The crossover signals to watch

If a major real-money operator did enter the sweepstakes vertical, the cleanest way would be a separate brand name and corporate entity, to insulate the iGaming license from any state-level enforcement risk against the sweepstakes brand. Whether any major operator has filed for such a structure isn't public information, but it's the model that would make strategic sense.

A different signal: real-money operators acquiring an existing sweepstakes brand. The sweepstakes vertical has matured to the point where the established operators (VGW Holdings, Yellow Social Interactive, Stake.com Group) would represent realistic acquisition targets for a real-money operator looking to enter the space without building from scratch.

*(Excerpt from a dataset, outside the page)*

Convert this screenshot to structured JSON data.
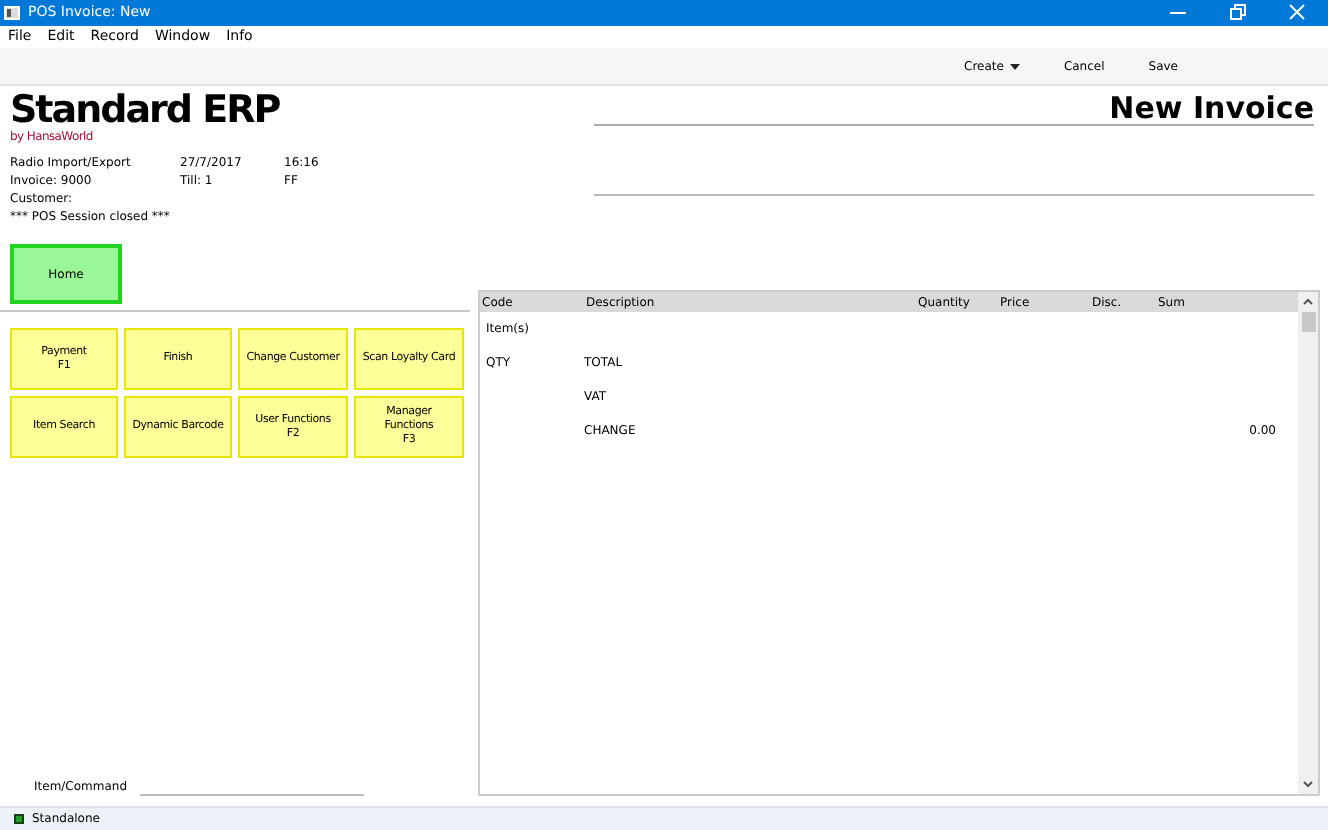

For players, this isn't a near-term shift

Even if a major real-money operator did launch a sweepstakes brand in 2026 or 2027, the impact on the existing market would be incremental rather than disruptive. The incumbents have built defensible catalogues, redemption pipelines, and brand affinity. A new entrant (even with a major-brand backing) would need to compete on the same dimensions as Stake.us, Chumba, Pulsz, and High 5.

The likely path is gradual. Watch for a sweepstakes brand launch by a major real-money operator over the next 12-24 months. If it happens, expect the brand to lead on aspects the incumbents don't, likely native mobile apps (real-money operators have App Store approval pipelines that sweepstakes operators don't), faster redemption rails (operator-side capital depth), or licensing exclusive titles from the major-provider studios.